Dequalificazione e determinazione del danno

Con la sentenza n. 31754 del 7 dicembre 2018, la Corte di Cassazione - Sezione Lavoro - ha confermato quanto sentenziato dalla Corte d’Appello di Napoli in tema di dequalificazione professionale e determinazione del danno conseguentemente subito da un dipendente.  

Nello specifico, la fattispecie presentata al vaglio della Corte di Cassazione riguardava una sentenza della Corte d’Appello di Napoli, la quale aveva respinto il gravame presentato da Poste Italiane avverso la sentenza del Tribunale  che aveva accolto il ricorso presentato da un lavoratore ed avente ad oggetto l’accertamento del provvedimento con cui lo stesso era stato trasferito presso altro ufficio, con conseguente mutamento di mansioni. A fronte di ciò, la Corte d’Appello aveva condannato la società a riammettere il dipendente nel precedente posto di lavoro ed a risarcirgli il danno professionale subito, stante che i giudici della suddetta Corte avevano altresì riconosciuto il demansionamento lamentato dal lavoratore. 

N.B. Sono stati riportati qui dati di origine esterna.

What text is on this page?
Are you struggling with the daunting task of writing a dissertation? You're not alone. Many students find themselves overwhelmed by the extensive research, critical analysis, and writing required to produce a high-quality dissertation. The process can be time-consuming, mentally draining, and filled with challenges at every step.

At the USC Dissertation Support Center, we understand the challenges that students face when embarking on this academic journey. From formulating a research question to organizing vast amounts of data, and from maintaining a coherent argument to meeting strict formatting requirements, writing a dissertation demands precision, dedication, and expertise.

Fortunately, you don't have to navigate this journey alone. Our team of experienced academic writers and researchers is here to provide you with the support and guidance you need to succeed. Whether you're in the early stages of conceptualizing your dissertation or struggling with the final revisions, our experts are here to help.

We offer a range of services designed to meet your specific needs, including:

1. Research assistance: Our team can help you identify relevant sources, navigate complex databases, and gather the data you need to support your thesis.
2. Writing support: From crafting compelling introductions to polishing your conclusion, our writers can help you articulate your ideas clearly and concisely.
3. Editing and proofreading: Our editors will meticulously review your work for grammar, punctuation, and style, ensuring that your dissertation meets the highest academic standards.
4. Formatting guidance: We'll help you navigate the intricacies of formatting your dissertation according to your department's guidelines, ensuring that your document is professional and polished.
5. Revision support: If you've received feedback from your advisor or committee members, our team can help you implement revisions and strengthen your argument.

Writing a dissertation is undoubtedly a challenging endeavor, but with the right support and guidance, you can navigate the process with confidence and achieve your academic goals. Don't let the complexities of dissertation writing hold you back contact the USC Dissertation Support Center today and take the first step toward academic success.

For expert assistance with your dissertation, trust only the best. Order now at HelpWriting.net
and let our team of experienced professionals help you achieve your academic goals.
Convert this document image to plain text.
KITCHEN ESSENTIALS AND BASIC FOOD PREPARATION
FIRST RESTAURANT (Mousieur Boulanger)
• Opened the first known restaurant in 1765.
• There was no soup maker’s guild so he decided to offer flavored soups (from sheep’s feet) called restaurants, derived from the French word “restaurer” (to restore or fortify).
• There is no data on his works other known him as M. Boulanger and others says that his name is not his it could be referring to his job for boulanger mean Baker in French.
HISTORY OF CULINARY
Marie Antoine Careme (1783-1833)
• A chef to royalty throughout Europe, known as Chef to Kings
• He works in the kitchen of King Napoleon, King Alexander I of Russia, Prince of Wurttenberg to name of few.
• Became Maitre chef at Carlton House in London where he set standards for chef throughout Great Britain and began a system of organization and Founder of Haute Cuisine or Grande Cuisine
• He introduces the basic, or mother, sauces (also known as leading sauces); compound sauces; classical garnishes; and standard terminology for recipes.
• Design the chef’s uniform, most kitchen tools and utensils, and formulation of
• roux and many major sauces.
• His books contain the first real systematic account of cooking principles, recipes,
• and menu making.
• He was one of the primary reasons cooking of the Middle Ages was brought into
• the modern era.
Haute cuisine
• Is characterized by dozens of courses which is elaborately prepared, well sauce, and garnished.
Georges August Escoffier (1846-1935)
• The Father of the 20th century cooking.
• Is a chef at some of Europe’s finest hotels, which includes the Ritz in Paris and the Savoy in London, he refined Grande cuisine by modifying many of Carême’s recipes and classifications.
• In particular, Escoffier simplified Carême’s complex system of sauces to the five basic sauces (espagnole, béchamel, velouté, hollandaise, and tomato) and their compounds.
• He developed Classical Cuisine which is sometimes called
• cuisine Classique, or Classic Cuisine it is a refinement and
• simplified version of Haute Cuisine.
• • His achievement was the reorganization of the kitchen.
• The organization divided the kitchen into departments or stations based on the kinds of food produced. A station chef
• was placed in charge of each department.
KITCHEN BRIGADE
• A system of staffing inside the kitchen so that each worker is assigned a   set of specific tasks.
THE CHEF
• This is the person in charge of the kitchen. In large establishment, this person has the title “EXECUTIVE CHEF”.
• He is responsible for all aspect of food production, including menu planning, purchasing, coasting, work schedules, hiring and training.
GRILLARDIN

 La Corte di Cassazione, ha stabilito che “in tema di dequalificazione professionale, il giudice del merito, con apprezzamento di fatto incensurabile in cassazione se adeguatamente motivato, può accertare l’esistenza del danno di natura patrimoniale e il cui onere di allegazione incombe sul lavoratore medesimo, determinandone anche l’entità in via equitativa, con processo logico -giuridico attinente alla formazione della prova, anche presuntiva, in base agli elementi di fatto relativi alla qualità e quantità della esperienza lavorativa pregressa, al tipo di professionalità colpita, alla durata del demansionamento, all’esito finale della dequalificazione e alle altre circostanze del caso concreto”.